Reasons Why it May Be Difficult to Obtain Social Security Disability for CTS
Claims examiners for the SSA don’t usually find that CTS symptoms meet the standards for disability. Here are some reasons why you may find it a challenge to receive benefits for this condition:
- You must match the criteria for another condition. Because there is no specific listing for CTS in the SSA’s blue book, you must look for an associated condition that may cause your CTS symptoms. Your symptoms must then meet the criteria listed for that other condition. You may be able to show that your symptoms are a result of diabetes, lupus, or arthritis. If you have nerve damage, your condition could also be considered peripheral neuropathy. But it’s very difficult to meet the requirements of this specific condition.

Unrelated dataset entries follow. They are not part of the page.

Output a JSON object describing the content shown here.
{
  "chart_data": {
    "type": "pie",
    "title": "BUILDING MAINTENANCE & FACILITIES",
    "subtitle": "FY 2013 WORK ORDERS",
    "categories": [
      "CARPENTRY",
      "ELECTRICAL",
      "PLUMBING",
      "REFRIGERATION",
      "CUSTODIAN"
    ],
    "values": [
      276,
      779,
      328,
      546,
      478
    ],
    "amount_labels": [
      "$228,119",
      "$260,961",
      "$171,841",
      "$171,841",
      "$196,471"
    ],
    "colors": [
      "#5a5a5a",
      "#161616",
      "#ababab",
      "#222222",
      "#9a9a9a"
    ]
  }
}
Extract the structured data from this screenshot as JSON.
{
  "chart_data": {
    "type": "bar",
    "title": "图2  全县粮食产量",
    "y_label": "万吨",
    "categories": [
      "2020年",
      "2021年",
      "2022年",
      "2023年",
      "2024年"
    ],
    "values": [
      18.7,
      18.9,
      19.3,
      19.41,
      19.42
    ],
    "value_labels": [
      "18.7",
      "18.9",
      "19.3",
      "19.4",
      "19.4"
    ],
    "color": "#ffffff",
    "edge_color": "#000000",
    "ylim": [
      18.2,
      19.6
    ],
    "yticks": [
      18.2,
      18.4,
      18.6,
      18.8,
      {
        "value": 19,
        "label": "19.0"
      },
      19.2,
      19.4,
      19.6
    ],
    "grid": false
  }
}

- You must provide medical evidence. Diagnosing CTS is difficult and involves three components: You must show you have classic symptoms of CTS, there are specific physical findings required, and you must have abnormal electrodiagnostic test results. Additionally, an MRI isn’t generally considered by the SSA when making a CTS diagnosis.
- You must show your limitations make it impossible to work. You’ll need to prove that your CTS symptoms are severe enough to interfere with your ability to work. This will involve that you undergo tests that show a decrease in hand, finger, and grip strength, along with dexterity testing. And the SSA won’t award benefits just because you receive a CTS diagnosis. An approval or a denial is based on how the condition causes functional limitations.